Thank you for raising this. Similar to previous works (MetaICL, Votek), we transform probabilities to negative log-probabilites $u_i$ . Higher $u_i$ means higher uncertainty, that is why we choose top- $N_{\theta}$ . We will add this important clarification to the paper.

Q7: RQ4. is provided but not addressed in the main paper nor referred to Appendix?

Thank you for raising this, there is a typo in the title of Section 6.3, it should be “RQ4: …”. In this section, we investigate how well the model understands the task through the lens of its calibration, i.e., whether higher confidence correlates with higher accuracy. Experimental analysis in Section 6.3 and Appendix C.4, show that AdaICL improves the model’s calibration.

2023-11-22

I appreciate the authors' response.

SBERT performance is highly reliant on the selected model. Even for commonly used models like bert-base-uncased and roberta-large, the clustered neighbors exhibit large differences. This problem raises questions about the generalizability of any embedding model. Strangely, the effectiveness of the Random baseline varies for the same dataset, regardless of the embedder employed (as observed in Table 2). Furthermore, Table 8 fails to address variations related to different embedders. Moreover, another limitation arises when relying on SBERT models for obtaining embeddings with a restricted sequence length. This limitation makes the method impractical for processing longer context texts. Thus, the proposed approach seems to be suited only for simpler datasets characterized by shorter contextual information.
You have not addressed the problem of expensive multiple querying of the LLMs. Also Table 11 shows that AdaICL (T=2) requires double time compared to Vote k.
You have also not addressed the answer directly. Based on the results, I agree with Reviewer LBWT that AdaICL requires hyperparameter tuning. Your observations indicate that different adaptations of AdaICL demonstrate different performance on different datasets. Additionally, different hyperparameters applied to the graph result in varying results across different datasets.

评论- Response to Reviewer m5zU (Cont.)

2023-11-23

Thank you again for raising these important points. We would like to address your comments:

(1) Embedding models. The embedding models here are used (A) to determine semantic diversity during active learning (Fast-votek, Votek, Kmeans, AdaICL-base, AdaICL, Patron) and (B) to retrieve the $k$ -shot most similar demonstrations during ICL inference.

(1A) As we mention in Appendix H, most methods rely on embedding methods to determine semantic diversity (except for Hardest and Random). While AdaICL is shown to be the most robust, we agree that all these methods can still suffer if the semantic space is not accurate for the task. For example, when sequence length is critical or for symbolic tasks like concatenating the last letters of a sequence [1]. In this work, we assume that semantic diversity matters, which is widely assumed in a gamut of NLP tasks. Our assumption is also empirically verified as Hardest and Random methods perform the worst throughout the experiments.

(1B) Retrieving $k$ -shot examples during ICL inference with embedding models, such as SBERT, is currently the state-of-the-art [2], and its importance is also highlighted in theory (see our Section 3, Eq.(2)). Of course, different embedders (SBERT/RoBERTa) affect performance, even when using random selection for annotating examples, as the similarity space during inferenece changes. We add a case where the $k$ -shot demonstration for a test instance are determined randomly, which clearly performs the worst, averaged over TREC/SST2/Amazon datasets:

Selection Method	Inference Retriever	Inference Retriever	Inference Retriever	Inference Retriever
	Random	SBERT	RoBERTa	BERT
Random	50.76	65.70	65.30	62.53
Votek	47.26	67.87	66.01	68.95
AdaICL	50.17	70.91	68.44	69.85

[1] Wei, Jason, et al. "Chain-of-thought prompting elicits reasoning in large language models." NeuriPS (2022).
[2] Katerina Margatina, Timo Schick, Nikolaos Aletras, and Jane Dwivedi-Yu. "Active learning principles for in-context learning with large language models", 2023.

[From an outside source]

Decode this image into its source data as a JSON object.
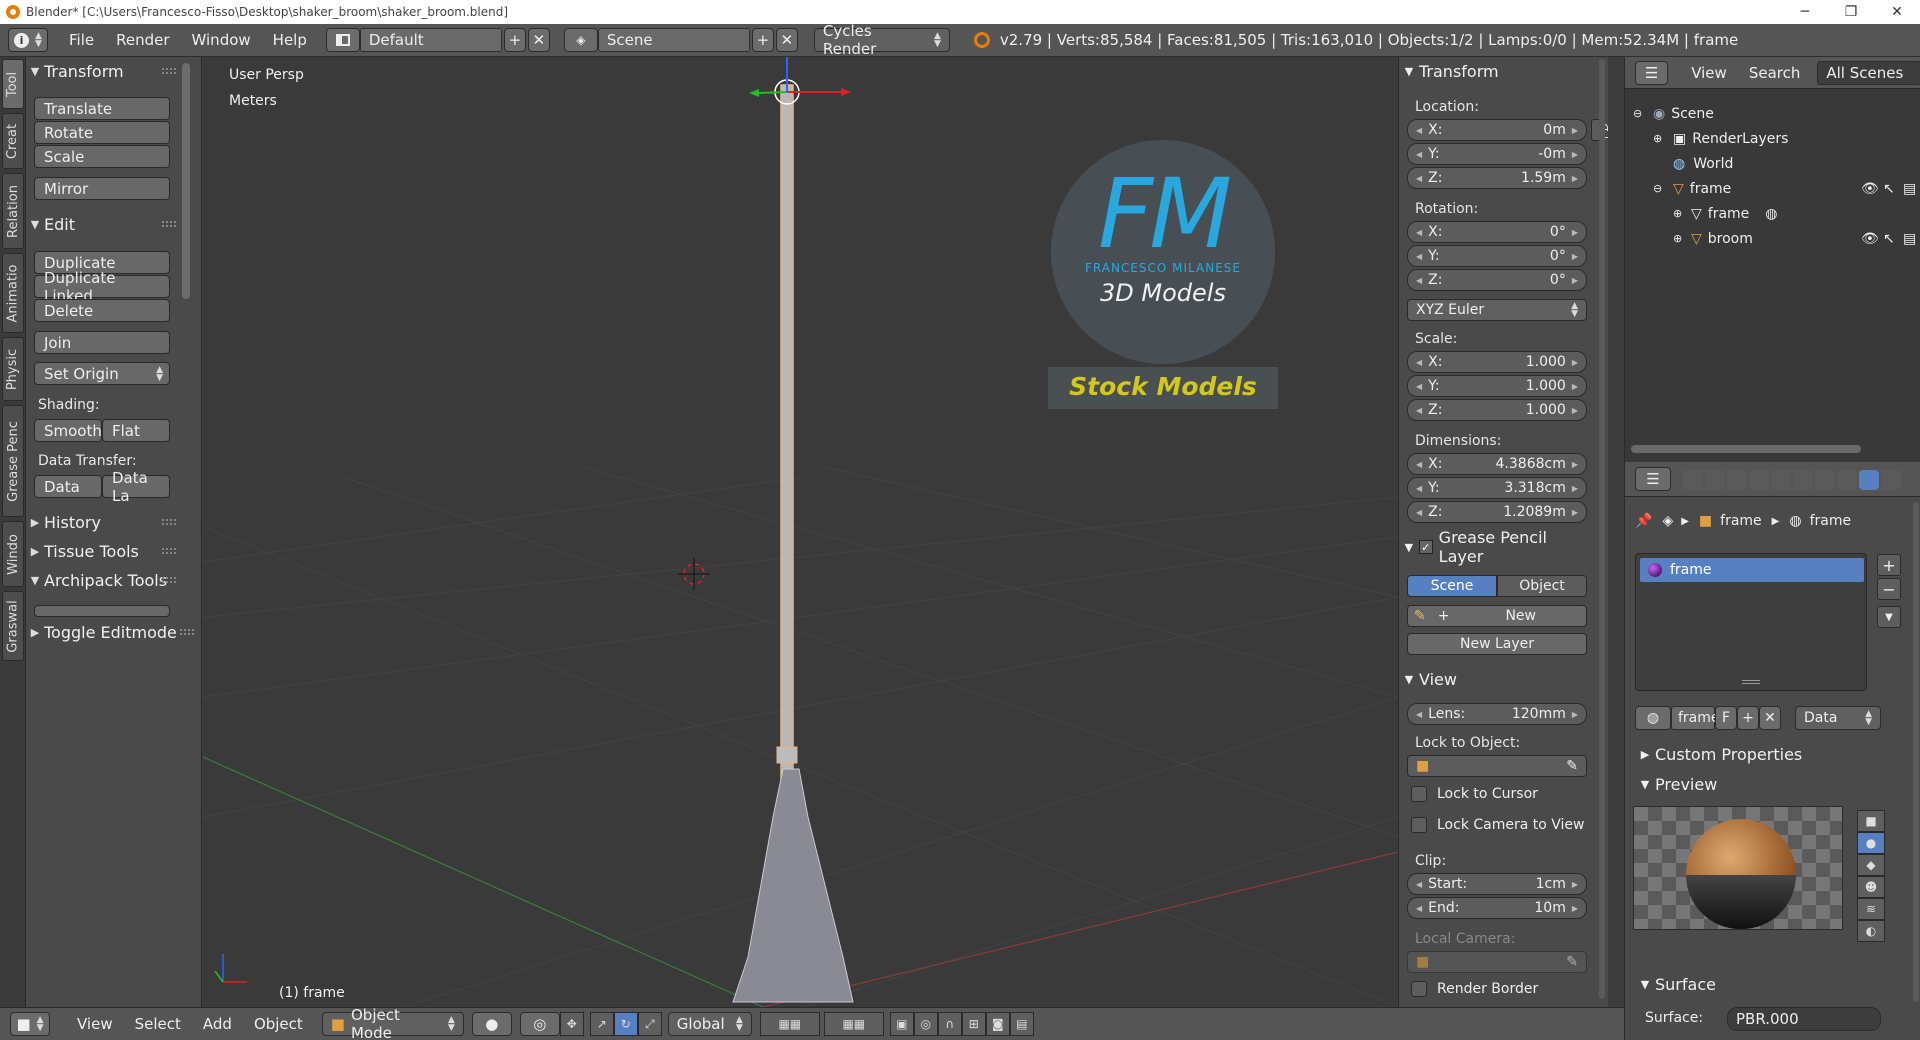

(2) Cost of querying the LLM. All model-based active learning methods (Votek, AdaICL-base, AdaICL, Patron, Hardest) query the LLM to perform uncertainty sampling. This is important as active learning adapts to the LLM used, in contrast to approaches that are independent of the LLM used (Kmeans). Querying the LLM takes place in "Selection Phase" only (see our updated Appendix C), which we believe is a reasonable cost before inference/deployment. The inference procedure is identical for all methods and the selection time is an one time overhead (less than 200secs) - which drastically improves performance (e.g., AdaICL performs 70.95%, while Random performs 59.47% at AGNews). In addition, in the "multi-step" setting (Figures 5, 10), we have AdaICL(T=1), which is shown to outperform all other model-based methods (Votek, AdaICL-base, Patron, Hardest); all these methods have same selection cost.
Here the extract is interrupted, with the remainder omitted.